1. it probably only works on the Eclipse console.
2. it's limited to natural integers.
3. it's artificially limited to a total of 100 figures (accross multiple calculations in sequence), this limit may be increased at the cost of performance, but the bottlenecks are probably the number of cores and the user's patience.
4. it's not thread-safe. Use at your own risk.

It essentially spawns a new Thread for each input byte and sleeps a bit less each time before writing it on the standard output.

public static void main(String[] args) {
    System.out.println("Enter the number you want to reverse.");
    int i = -1;
    int count = 0;
    while (true) {
        try {
            i = System.in.read();
            final int readEntry = i;
            if(readEntry!=13&&readEntry!=10){
                final int wait = count++;
                new Thread(new Runnable(){
                    @Override
                    public void run() {
                        try {
                            Thread.sleep(100-wait);
                        } catch (InterruptedException e) {
                            e.printStackTrace();
                        }
                        System.out.print(readEntry-48);
                    }
                }).start();
            }               
        } catch (Exception e) {
            e.printStackTrace();
        }
    }
}

Javascript

function reverse(num) {
    for(var r = 0; num!=+[]; num = parseInt(num / 10, 10)) {
        r *= 10;
        r += num % 10;
    }
    return r;
}

C++11

This code builds a function that prints an integer from STDIN in reverse, and then executes that function.

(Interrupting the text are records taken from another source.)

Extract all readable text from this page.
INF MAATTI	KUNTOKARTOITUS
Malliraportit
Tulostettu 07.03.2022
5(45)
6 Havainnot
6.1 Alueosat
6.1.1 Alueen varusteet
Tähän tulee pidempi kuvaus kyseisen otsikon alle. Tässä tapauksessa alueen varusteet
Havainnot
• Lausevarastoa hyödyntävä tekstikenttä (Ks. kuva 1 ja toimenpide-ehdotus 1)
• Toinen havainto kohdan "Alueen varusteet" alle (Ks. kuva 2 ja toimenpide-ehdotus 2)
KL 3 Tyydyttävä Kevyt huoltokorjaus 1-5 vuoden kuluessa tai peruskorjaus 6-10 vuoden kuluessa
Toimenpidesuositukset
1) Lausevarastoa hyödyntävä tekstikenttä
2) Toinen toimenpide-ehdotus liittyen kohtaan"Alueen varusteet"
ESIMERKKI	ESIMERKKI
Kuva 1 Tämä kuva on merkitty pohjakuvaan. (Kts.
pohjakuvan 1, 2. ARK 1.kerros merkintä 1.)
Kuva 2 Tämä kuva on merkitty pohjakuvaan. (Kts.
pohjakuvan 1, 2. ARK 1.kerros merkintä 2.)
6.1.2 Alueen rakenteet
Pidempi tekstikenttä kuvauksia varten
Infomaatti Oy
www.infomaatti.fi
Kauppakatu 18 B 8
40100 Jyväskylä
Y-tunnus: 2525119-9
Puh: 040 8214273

Basically it is an example of really bad functional programming with loads of side effects.

#include <cstdio>
#include <functional>

void r(std::function<void()> f) {
    char c = getchar();
    c > 47 && c < 58
    ?   r([=]() {
            putchar(c);
            f();
        })
    :   f();
}

int main() {
    r([]() {
        putchar(10);
    });
    return 0;
}

Java

int res = 0;
int numb = 25455236;
while(numb > 0){
  int temp = numb;
  int counter = 0;
  while (temp >= 0){
    temp = temp - 10;
    counter++;
  }
  res += 10-(counter*10-numb);
  res *= 10;
  numb = counter-1;
}
System.out.println(res/10);

C

No mod.

#include <stdio.h>
int main()
{
    unsigned long n, m=0;
    scanf("%lx", &n);
    while( n ) m = m<<4 | n&0xF, n >>= 4;
    printf("%lx\n", m);
}

C

Here is an actual procedure that takes an unsigned as input and returns the reversed value.

unsigned long reverse(unsigned long n){
    unsigned long p=1, m=0, q=1;
    while( p<=n ) p *= 10;
    while( p /= 10 ){
        while( p<=n ) n -=p, m+= q;
        q *= 10;
    }
    return m;
}

Dart

r(n, [a=0]) => n>0 ? r(n ~/ 10, a * 10 + n % 10) : a;

Use as:

main() { print(r(13457)); }  // prints 75431

Only works for non-negative integers.